Even in the case of the word Obesity we are de personalising the people behind the label. A certain number puts some people in to a certain group. That group has had war waged on them based on nothing more than an individuals maths calculations and visual assessment. Why does society have such a problem with fat? Fiscal issues have long been debunked, a 2005 study led by Katherine Flegal of the Centres for Disease Control in the US found that people in the “overweight” category of 25-30 BMI (where Brad Pitt and George Clooney sit) demonstrate a lower death rate than their peers who are of “normal” weight. Many medical studies have shown thin isn’t good and fat isn’t bad. Stable weight, for example, causes far less stress to the heart than going up and down the scales in weight. Thin people with health issues don’t get demonised for their size. Thank goodness. But then neither should fat people.
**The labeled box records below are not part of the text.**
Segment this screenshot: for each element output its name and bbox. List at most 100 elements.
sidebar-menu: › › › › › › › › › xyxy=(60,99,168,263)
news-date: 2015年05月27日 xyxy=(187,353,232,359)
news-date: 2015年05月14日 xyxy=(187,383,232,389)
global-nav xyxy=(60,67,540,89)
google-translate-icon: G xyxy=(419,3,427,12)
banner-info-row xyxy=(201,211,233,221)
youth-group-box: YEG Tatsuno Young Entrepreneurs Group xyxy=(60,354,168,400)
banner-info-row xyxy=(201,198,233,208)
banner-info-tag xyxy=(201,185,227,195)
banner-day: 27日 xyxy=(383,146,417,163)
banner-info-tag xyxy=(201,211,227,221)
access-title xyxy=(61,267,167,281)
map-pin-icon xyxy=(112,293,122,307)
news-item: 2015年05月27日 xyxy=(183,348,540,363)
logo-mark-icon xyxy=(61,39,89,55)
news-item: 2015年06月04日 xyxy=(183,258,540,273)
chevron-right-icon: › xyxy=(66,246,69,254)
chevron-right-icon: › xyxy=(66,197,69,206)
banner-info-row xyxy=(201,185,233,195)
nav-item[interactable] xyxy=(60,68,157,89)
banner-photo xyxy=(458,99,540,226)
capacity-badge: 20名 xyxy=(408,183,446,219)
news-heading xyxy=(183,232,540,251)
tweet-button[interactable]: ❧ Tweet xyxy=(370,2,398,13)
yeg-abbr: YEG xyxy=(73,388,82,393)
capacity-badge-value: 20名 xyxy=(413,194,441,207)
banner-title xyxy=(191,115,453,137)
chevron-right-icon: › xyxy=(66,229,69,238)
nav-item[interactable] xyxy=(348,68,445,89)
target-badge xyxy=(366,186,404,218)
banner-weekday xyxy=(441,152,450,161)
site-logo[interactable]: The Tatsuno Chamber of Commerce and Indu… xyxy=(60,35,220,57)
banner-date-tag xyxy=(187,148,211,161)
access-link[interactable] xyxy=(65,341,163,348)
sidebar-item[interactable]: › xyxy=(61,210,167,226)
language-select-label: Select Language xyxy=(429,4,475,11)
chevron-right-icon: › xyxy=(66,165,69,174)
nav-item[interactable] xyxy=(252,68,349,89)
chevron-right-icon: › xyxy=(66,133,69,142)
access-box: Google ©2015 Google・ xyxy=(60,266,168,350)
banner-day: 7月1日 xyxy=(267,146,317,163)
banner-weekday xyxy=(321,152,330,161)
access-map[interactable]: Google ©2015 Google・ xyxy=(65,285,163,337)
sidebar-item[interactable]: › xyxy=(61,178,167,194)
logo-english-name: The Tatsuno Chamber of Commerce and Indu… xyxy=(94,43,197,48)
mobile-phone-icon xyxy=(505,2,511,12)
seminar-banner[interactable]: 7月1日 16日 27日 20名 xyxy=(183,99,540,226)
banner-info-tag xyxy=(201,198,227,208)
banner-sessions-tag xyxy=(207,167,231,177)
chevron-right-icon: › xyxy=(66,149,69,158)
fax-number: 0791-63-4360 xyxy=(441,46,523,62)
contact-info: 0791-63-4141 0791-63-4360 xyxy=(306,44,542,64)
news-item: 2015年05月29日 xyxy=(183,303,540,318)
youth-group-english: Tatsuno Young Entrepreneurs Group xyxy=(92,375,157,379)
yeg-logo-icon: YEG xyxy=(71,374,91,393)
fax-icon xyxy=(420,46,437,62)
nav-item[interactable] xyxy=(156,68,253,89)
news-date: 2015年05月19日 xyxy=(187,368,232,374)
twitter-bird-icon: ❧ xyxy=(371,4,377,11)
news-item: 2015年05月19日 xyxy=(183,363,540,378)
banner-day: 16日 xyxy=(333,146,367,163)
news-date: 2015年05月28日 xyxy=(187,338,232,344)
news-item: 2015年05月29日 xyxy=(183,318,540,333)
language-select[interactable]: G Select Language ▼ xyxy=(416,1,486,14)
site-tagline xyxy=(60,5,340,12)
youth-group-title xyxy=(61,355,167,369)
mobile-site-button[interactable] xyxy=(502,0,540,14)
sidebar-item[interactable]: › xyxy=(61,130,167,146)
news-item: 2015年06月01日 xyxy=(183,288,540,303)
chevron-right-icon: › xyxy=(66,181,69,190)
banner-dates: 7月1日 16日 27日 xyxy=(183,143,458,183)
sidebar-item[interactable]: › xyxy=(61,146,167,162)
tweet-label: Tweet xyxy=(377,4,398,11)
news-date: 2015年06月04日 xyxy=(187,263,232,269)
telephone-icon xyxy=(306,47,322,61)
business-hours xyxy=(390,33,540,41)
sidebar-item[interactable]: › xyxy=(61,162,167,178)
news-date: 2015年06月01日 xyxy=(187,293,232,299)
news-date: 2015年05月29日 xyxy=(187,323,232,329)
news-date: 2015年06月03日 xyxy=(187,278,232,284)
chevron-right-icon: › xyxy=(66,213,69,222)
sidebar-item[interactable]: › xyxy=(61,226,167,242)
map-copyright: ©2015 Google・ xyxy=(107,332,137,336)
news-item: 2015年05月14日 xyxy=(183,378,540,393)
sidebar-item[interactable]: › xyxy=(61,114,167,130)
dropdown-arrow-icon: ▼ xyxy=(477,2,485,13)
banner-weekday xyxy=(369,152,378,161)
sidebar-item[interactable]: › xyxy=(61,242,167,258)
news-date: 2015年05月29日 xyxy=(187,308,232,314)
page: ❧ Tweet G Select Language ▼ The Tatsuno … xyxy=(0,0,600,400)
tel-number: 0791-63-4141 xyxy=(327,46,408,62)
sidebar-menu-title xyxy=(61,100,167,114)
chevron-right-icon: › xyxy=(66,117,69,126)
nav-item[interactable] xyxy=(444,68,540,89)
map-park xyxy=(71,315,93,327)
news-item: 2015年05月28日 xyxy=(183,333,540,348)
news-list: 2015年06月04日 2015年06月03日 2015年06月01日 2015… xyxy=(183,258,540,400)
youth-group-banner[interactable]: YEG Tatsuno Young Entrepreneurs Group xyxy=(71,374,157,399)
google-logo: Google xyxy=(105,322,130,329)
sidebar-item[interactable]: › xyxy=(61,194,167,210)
I do think that consumerism is at the core of the movement against the fatties. We live in a consumer society, we are told to consume consume consume and that our economy depends on it. However doing this publicly, loudly, is seen as crass and undignified. What you carry on your body is pretty much as public as you can get, so we turn our noses up at largely branded clothing as it’s seen as overtly flaunting your wealth, fat tells people you consume and people presume that this shows a lack of restraint, similar to wearing a large branded logo all over your clothes. Society deems this unpleasant.
Susie Orbach (writer and psychotherapist) explains this part of my opinion much better than I can!
Of course fat doesn’t really say or imply such things, but surrounded by images of perfected bodies, invitingly displaying the hugely expensive and lavishly marketed goodies that we are roused to desire, fat becomes the vehicle on to which we project all the ugly aspects of our over-consumption and hunger for objects. Consumer society tantalises us. We then try within ourselves to control the needs that are being constantly stimulated. It’s not unlike other forms of discrimination. In this case, people who have nothing in common except for their size…Fat looks on the surface as though it is about a failure of restraint.

In my experience seeing other people ashamed of their body led me to become ashamed of my body as well. It led me to diet before I was 9 years old.

It’s only when I started to really care about myself and my body that I began to be able to treat it better and understand what is healthy for my body and mind. My weight has followed but has been more successful when I started to understand that the scale really isn’t the indicator of my health. It tells me how much my body weighs. That may sound simple but really the connections that society and those in the midst of becoming more healthy make with the scale go far beyond it being a measuring device of bones, skin and other body components.
I stand for the content of people’s character over the size of their jeans.